My first choice is not strictly an ‘archiving tool’, but it is certainly a significant upgrade to the standard screenshot program. SingleFile (and SingleFileZ) allow users to convert a web page into a single html file with quality reproduction of the appearance of the webpage. They are available as browser extentions for Firefox and Chrome-based browsers or as a CLI tool. SingleFile will capture the appearance of a website but also, importantly for us, the underlying source code and scripts.

Advantages

  • Single click to capture (with browser extension);
  • Webpage preserved as a HTML file (or a compressed version of the same if using SingleFileZ). This can be opened using any web browser.
  • Does a great job of reproducing the visuals of the original website, even with modern dynamically built websites.
  • Page source is also captured with an additional note giving the local system time that the capture was made and noting that the capture was made using SingleFile, excellent for auditing purposes.

SingleFile_Stamp

  • Command-Line version is available for automation of page captures.

Drawbacks

  • Cannot reproduce full behaviour of all interactive elements such as drop-down menus.
  • Internal and external hyperlinks are preserved - too much clicking about in the preserved copy and you will find yourself back visiting the original site or a linked site - BEWARE.
  • Struggles with some infinite scrolling sites such as Instagram and Facebook;
  • Does not capture embedded video content.

Webrecorder Project

Webrecorder Logo

In my opinion a hidden gem amongst opensource tools.
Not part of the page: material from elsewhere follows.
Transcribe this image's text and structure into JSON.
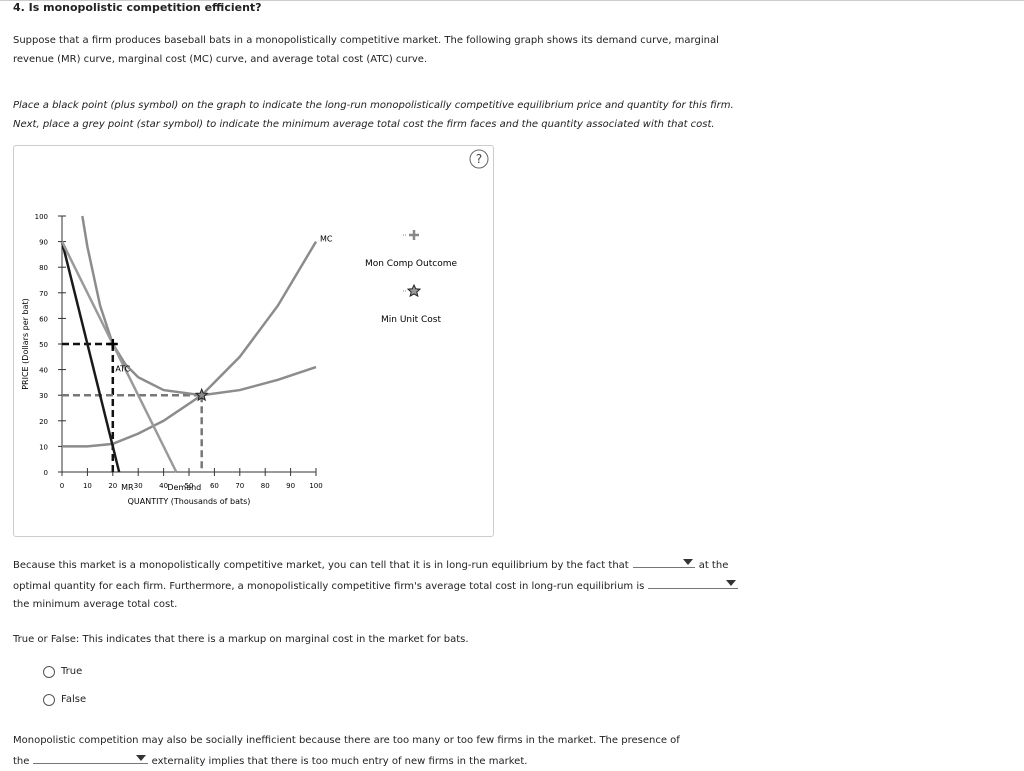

The project includes an archiving tool [archiveweb.page] and an archive replay tool [replayweb.page]. Archiveweb is available as a browser extention for all chromium-based browsers and as a standalone desktop app. Webrecorder is a fully functional archiving tool with the convenience of a standard screenshot tool.

Advantages

  • This is by far the best tool I have ever used for capturing dynamic websites and interactive content, it reproduces content extremely accurately.
  • Ease of use is tremendous, simply set the browser extension going and browse as normal, visual feedback will tell you when the page has been fully captured.
  • The nifty autopilot feature, will handle infinite scroll websites and embedded videos (including YouTube);
  • Archives are saved in the industry standard WARC or WARZ format, which can be viewed via replayweb.page or any other web archive player.
  • When reviewing the archive the user will be warned if they attempt to visit any external resources, a truly useful function for those looking to minimise their footprint on the subjects of their investigation.

Drawbacks

  • Archives can get pretty big pretty quickly, especially if there is embedded video in the web pages.
  • Automating webrecorder is not straightforward but can be achieved using the pywb toolkit (also available from webrecorder.net)
  • Loading and reviewing the archives can be a little slow, but I’m really splitting hairs here.

Summary

I see SingleFile as a direct replacement for your standard screenshot tool, using the tool is just as convenient but you get a big increase in useability and auditability. For any complex or sensitive investigation the Webrecorder is a fantastic option. In my experience the only thing that comes close is the mighty Hunchly, but even that struggles to replicate website content as accurately as Webrecorder. For free I really don’t think there is any competition if you are looking for an archiving tool to add to your osint investigation toolkit.